Al momento della proclamazione c’eravamo anche noi di Altriconfini.it, registrando lo stupore della gente non appena il nome del nuovo Pontefice è risuonato dagli amplificatori di Piazza S. Pietro.

Dapprima un leggero boato di evidente delusione per una folla che attendeva almeno uno dei grandi nomi sentiti nei giorni pre-Conclave. I tanti italiani accorsi per l’evento attendevano il ritorno di un connazionale.
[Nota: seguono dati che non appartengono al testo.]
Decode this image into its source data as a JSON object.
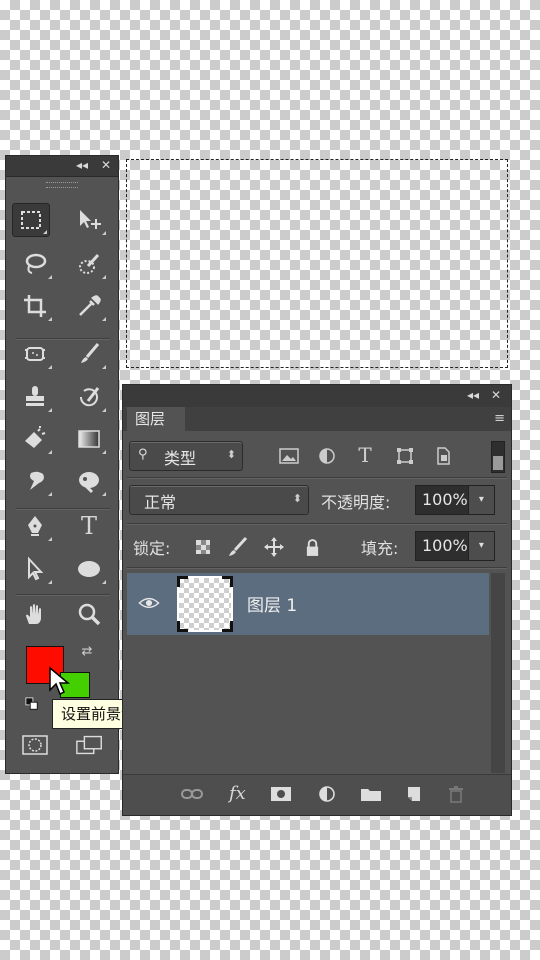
{
  "toolbox": {
    "header_collapse": "◂◂",
    "header_close": "✕",
    "type_tool_label": "T",
    "foreground_color": "#ff0c00",
    "background_color": "#44d000",
    "tooltip": "设置前景色",
    "tools": [
      "rectangular-marquee",
      "move",
      "lasso",
      "quick-selection",
      "crop",
      "eyedropper",
      "spot-healing-brush",
      "brush",
      "clone-stamp",
      "history-brush",
      "eraser",
      "gradient",
      "blur",
      "dodge",
      "pen",
      "type",
      "path-selection",
      "ellipse",
      "hand",
      "zoom"
    ]
  },
  "layers_panel": {
    "header_collapse": "◂◂",
    "header_close": "✕",
    "tab_label": "图层",
    "menu_icon": "≡",
    "filter_label": "类型",
    "filter_arrow": "⬍",
    "blend_mode": "正常",
    "blend_arrow": "⬍",
    "opacity_label": "不透明度:",
    "opacity_value": "100%",
    "lock_label": "锁定:",
    "fill_label": "填充:",
    "fill_value": "100%",
    "dropdown_button": "▾",
    "layers": [
      {
        "name": "图层 1",
        "visible": true,
        "selected": true
      }
    ],
    "footer_icons": [
      "link-icon",
      "fx-icon",
      "mask-icon",
      "adjustment-icon",
      "group-folder-icon",
      "new-layer-icon",
      "trash-icon"
    ],
    "fx_label": "fx"
  },
  "colors": {
    "panel_bg": "#535353",
    "selected_layer": "#5c6d80"
  }
}
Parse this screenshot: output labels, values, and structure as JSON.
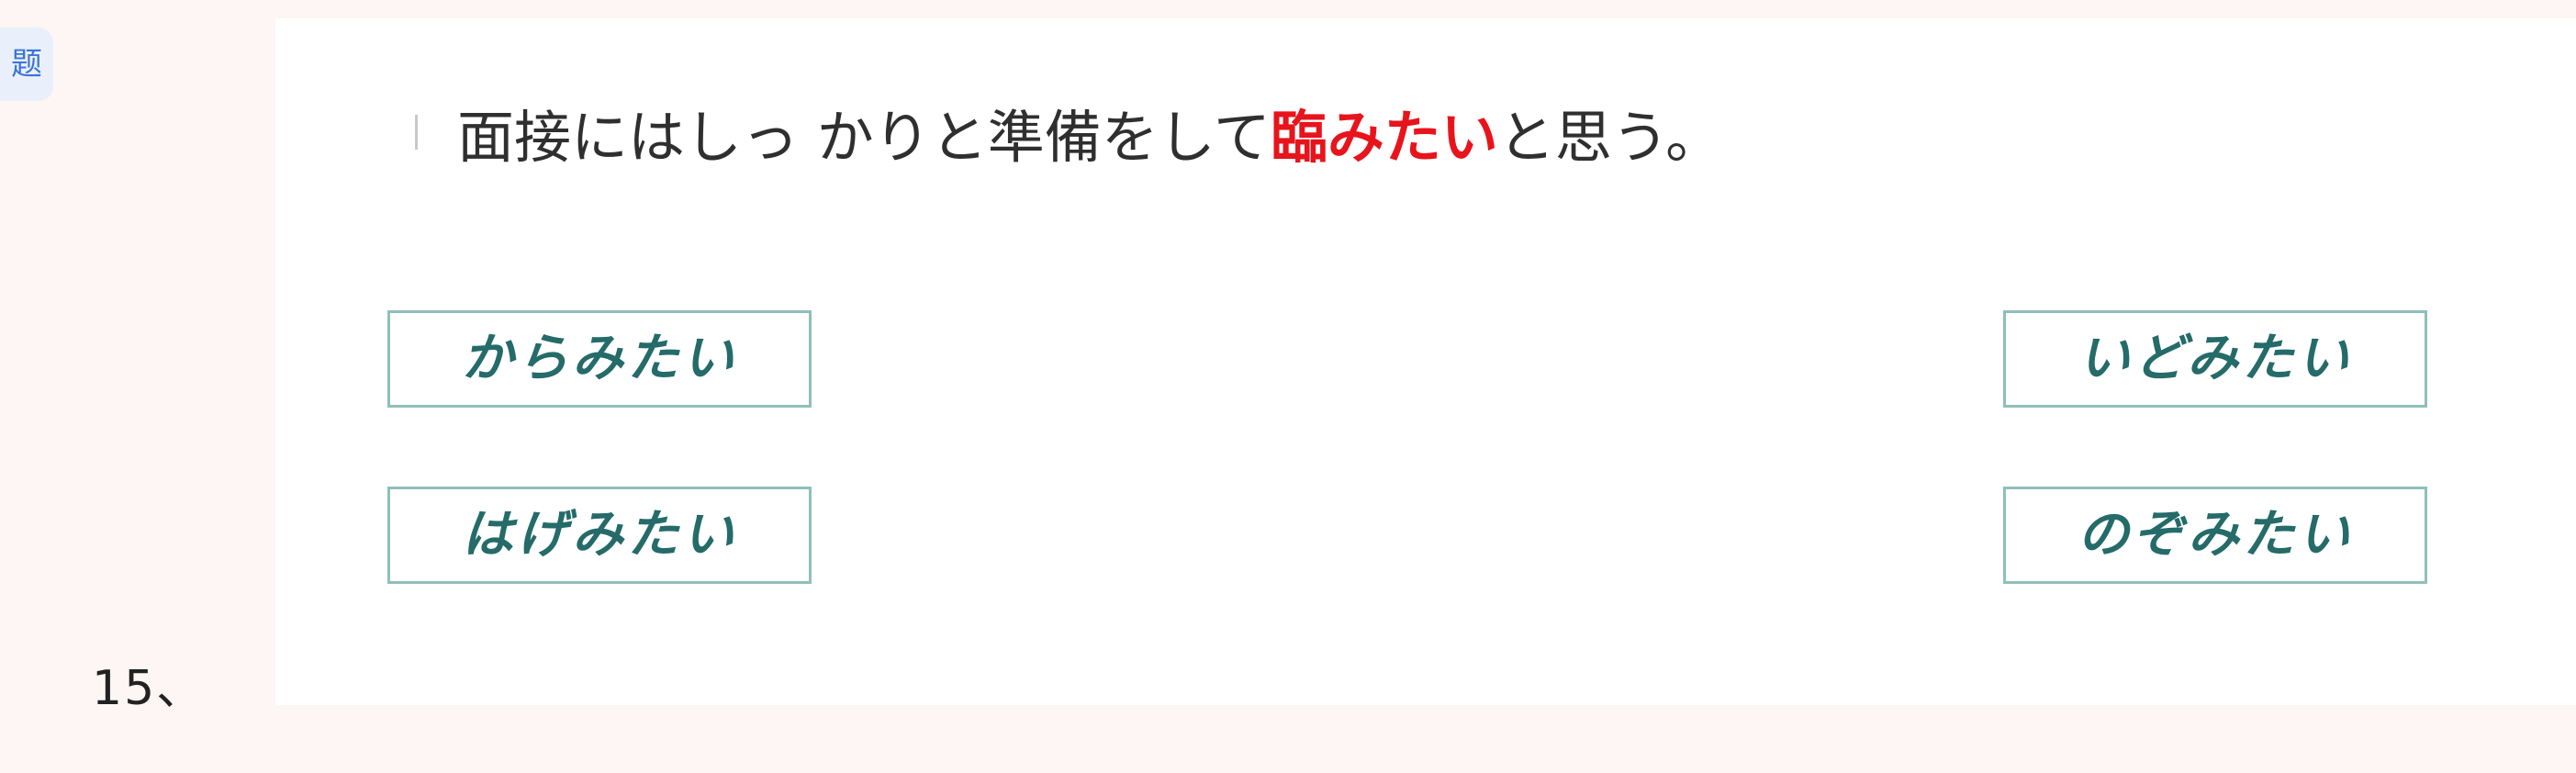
{
  "side_tab": {
    "label": "题"
  },
  "question": {
    "number": "15、",
    "sentence_before": "面接にはしっ かりと準備をして",
    "highlight": "臨みたい",
    "sentence_after": "と思う。"
  },
  "options": [
    {
      "label": "からみたい"
    },
    {
      "label": "いどみたい"
    },
    {
      "label": "はげみたい"
    },
    {
      "label": "のぞみたい"
    }
  ],
  "colors": {
    "highlight": "#e8141c",
    "option_text": "#246b69",
    "option_border": "#8fbfbb",
    "page_background": "#fdf6f5",
    "tab_text": "#3b73d9"
  }
}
E invece, ecco la sorpresa: “Bergoglio chi?”, “qual è il nome del nuovo Papa?”, “di che nazionalità è?”.

Trait d’union fra poveri e Istituzione?
L’evidente smarrimento degli accorsi è forse l’emblema di un possibile cambio di passo nella storia della Chiesa. Ma la prudenza è d’obbligo.

Jorge Mario Bergoglio era l’Arcivescovo di Buenos Aires, abituato a muoversi fra un povertà rilevante e i governi, perlopiù militari, che per decenni hanno guidato l’Argentina.

E’ questo che rende emblematica la scelta di Bergoglio: da una parte il desiderio di spezzare quella catena che aveva portato gli europei (e ancor più gli italiani) a gestire il governo della Chiesa; dall’altra l’intenzione di “sfruttare” l’abitudine di Bergoglio a comunicare con i poveri senza trascurare le relazioni con il potere.

Il potere        
Dalle prime pagine di stamani, ciascun quotidiano ricorda i difficili rapporti di Bergoglio con i governi Kirchner (2003-2007), la sua contrarietà ai matrimoni gay ma anche un’opposizione considerata troppo “morbida” nei confronti di Videla (1976-1981) dinanzi le palesi violazioni dei diritti umani perpetratasi per troppi anni (la questione dei “desaparecidos” è ancora una ferita aperta per tutta l’America latina).

Definire Bergoglio sottomesso al potere militare sarebbe un errore e in queste ore ci si augura che non vengano mosse critiche precostituite contro un Papa che, per la prima volta, si è presentato ai fedeli con una croce di ferro (e non di materiali ben più preziosi come i suoi predecessori) su un abito completamente bianco che ha visto il rifiuto della tipica “Mozzetta”, la mantellina rossa (indossata solo al momento della benedizione per poi essere nuovamente riposta).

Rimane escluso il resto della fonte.